思路:第一步,将链表一分为二,用到快慢指针;第二步,反转第二部分,反转链表是很重要的根基;第三步,将两链表接起来。(这种题目要注意讨论奇数偶数的情况,注意两个都检验一遍)
- /**
- * Definition for singly-linked list.
- * struct ListNode {
- * int val;
- * ListNode *next;
- * ListNode(int x) : val(x), next(NULL) {}
- * };
- */
- class Solution {
- public:
- void reorderList(ListNode* head) {
- ListNode* slow = head,*fast = head,*mid,*temp;
- if(head == NULL || head->next == NULL || head->next->next == NULL) return;
-
- while(fast->next != NULL && fast->next->next != NULL){
- slow = slow->next;
- fast = fast->next->next;
- }
- // 头插法逆置后半段,这里mid最开始确实为终点,后来就不是了,实际中点为slow->next,mid是个遍历指针
- mid = slow->next;
- temp = mid->next;
- while(temp){
- mid->next = temp->next;
- temp->next = slow->next;
- slow->next = temp;
- temp = mid->next;
- }
-
- mid = slow->next;
- temp = head;
- // mid是奇数情况,temp->next != mid是偶数情况的终止条件
- while(mid && temp->next != mid){
- slow->next = mid->next;
- mid->next = temp->next;
- temp->next = mid;
- temp = mid->next;
- mid = slow->next;
- }
- }
- };
Given a linked list, determine if it has a cycle in it.

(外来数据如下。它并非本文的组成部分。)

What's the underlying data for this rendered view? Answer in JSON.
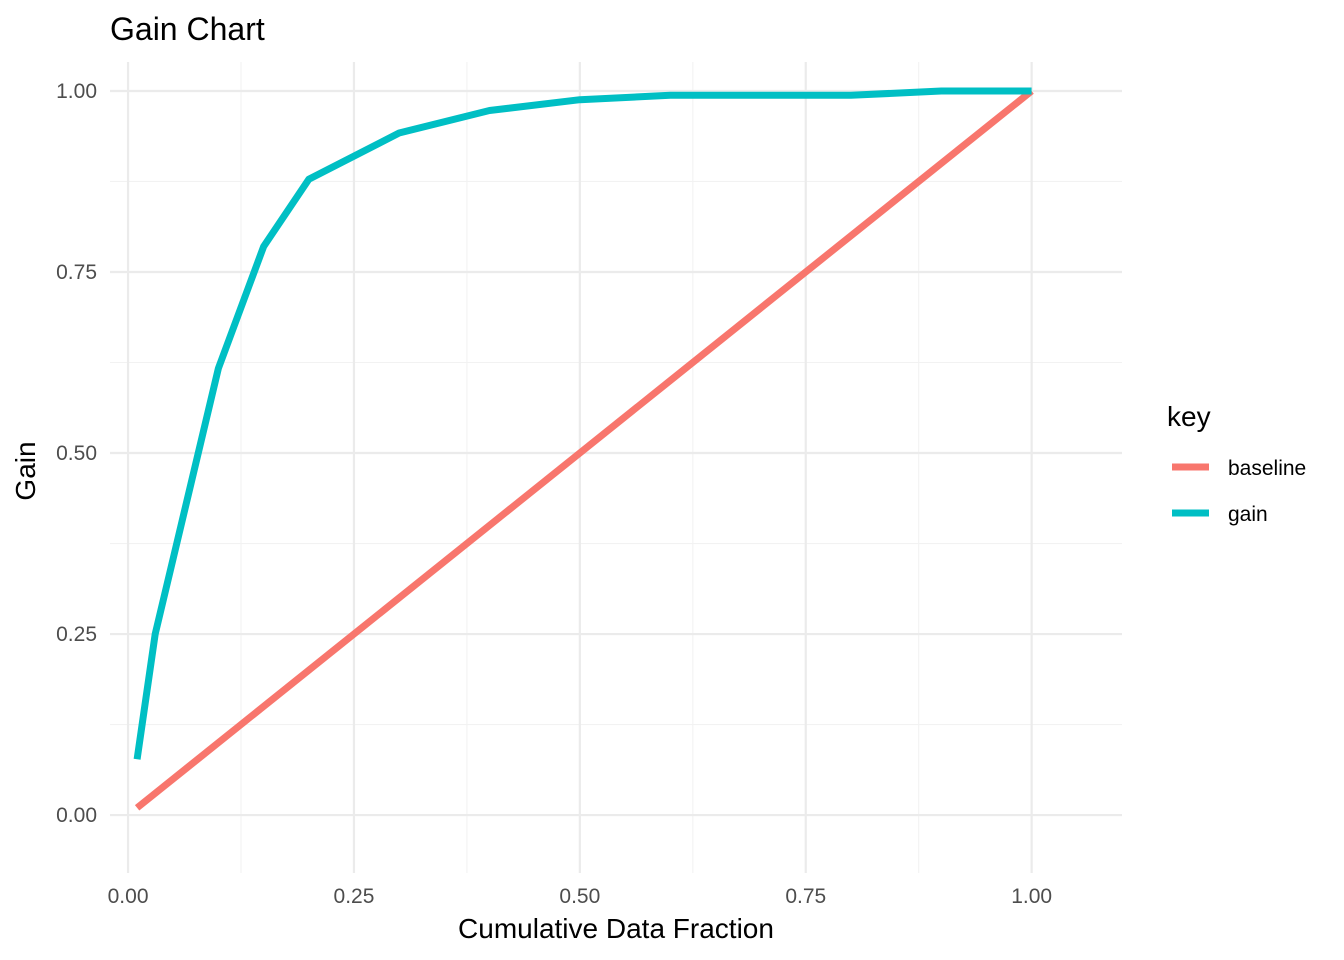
{
  "chart_data": {
    "type": "line",
    "title": "Gain Chart",
    "xlabel": "Cumulative Data Fraction",
    "ylabel": "Gain",
    "xlim": [
      -0.02,
      1.1
    ],
    "ylim": [
      -0.08,
      1.04
    ],
    "x_ticks": [
      0,
      0.25,
      0.5,
      0.75,
      1
    ],
    "x_tick_labels": [
      "0.00",
      "0.25",
      "0.50",
      "0.75",
      "1.00"
    ],
    "y_ticks": [
      0,
      0.25,
      0.5,
      0.75,
      1
    ],
    "y_tick_labels": [
      "0.00",
      "0.25",
      "0.50",
      "0.75",
      "1.00"
    ],
    "x_minor": [
      0.125,
      0.375,
      0.625,
      0.875
    ],
    "y_minor": [
      0.125,
      0.375,
      0.625,
      0.875
    ],
    "grid": true,
    "legend": {
      "title": "key",
      "position": "right"
    },
    "series": [
      {
        "name": "baseline",
        "color": "#F8766D",
        "points": [
          {
            "x": 0.01,
            "y": 0.01
          },
          {
            "x": 1.0,
            "y": 1.0
          }
        ]
      },
      {
        "name": "gain",
        "color": "#00BFC4",
        "points": [
          {
            "x": 0.01,
            "y": 0.077
          },
          {
            "x": 0.03,
            "y": 0.25
          },
          {
            "x": 0.05,
            "y": 0.355
          },
          {
            "x": 0.1,
            "y": 0.617
          },
          {
            "x": 0.15,
            "y": 0.785
          },
          {
            "x": 0.2,
            "y": 0.878
          },
          {
            "x": 0.3,
            "y": 0.942
          },
          {
            "x": 0.4,
            "y": 0.973
          },
          {
            "x": 0.5,
            "y": 0.988
          },
          {
            "x": 0.6,
            "y": 0.994
          },
          {
            "x": 0.7,
            "y": 0.994
          },
          {
            "x": 0.8,
            "y": 0.994
          },
          {
            "x": 0.9,
            "y": 1.0
          },
          {
            "x": 1.0,
            "y": 1.0
          }
        ]
      }
    ]
  }
}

To represent a cycle in the given linked list, we use an integer pos
which represents the position (0-indexed) in the linked list where tail connects to. If pos
is -1
, then there is no cycle in the linked list.
Example 1:
- Input: head = [3,2,0,-4], pos = 1
- Output: true
- Explanation: There is a cycle in the linked list, where tail connects to the second node.

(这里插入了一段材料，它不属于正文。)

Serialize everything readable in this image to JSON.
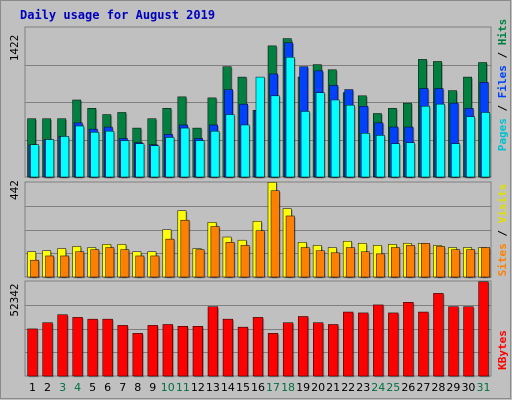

思路:快慢指针经典题(所有类型的分析:https://www.cnblogs.com/hiddenfox/p/3408931.html)
(没细看,也可以看看:http://www.cnblogs.com/wuyuegb2312/p/3183214.html)
设两个指针,一个每次走一步的慢指针和一个每次走两步的快指针,如果链表里有环的话,两个指针最终肯定会相遇。(为什么有环的情况下二者一定会相遇呢?因为fast先进入环,在slow进入之后,如果把slow看作在前面,fast在后面每次循环都向slow靠近1,所以一定会相遇,而不会出现fast直接跳过slow的情况)
- /**
- * Definition for singly-linked list.
- * struct ListNode {
- * int val;
- * ListNode *next;
- * ListNode(int x) : val(x), next(NULL) {}
- * };
- */
- class Solution {
- public:
- bool hasCycle(ListNode *head) {
- if(head == NULL || head->next == NULL) return false;
-
- ListNode *slow = head,*fast = head;
- while(fast && fast->next){
- slow = slow->next;
- fast = fast->next->next;
- if(slow == fast) return true;
- }
- return false;
- }
- };
找到环的起始点
首先我们看下面这张图:
设:链表头是X,环的第一个节点是Y,slow和fast第一次的交点是Z。各段的长度分别是a,b,c
第一次相遇时slow走过的距离:a+b,fast走过的距离:a+b+c+b。
因为fast的速度是slow的两倍,所以fast走的距离是slow的两倍,第一次相遇之前,fast可能已经绕了好几圈,有 2(a + b) = a + b + n(b+c) ==> a = (n-1)(b+c) + c , where n>=1(这个结论很重要!)。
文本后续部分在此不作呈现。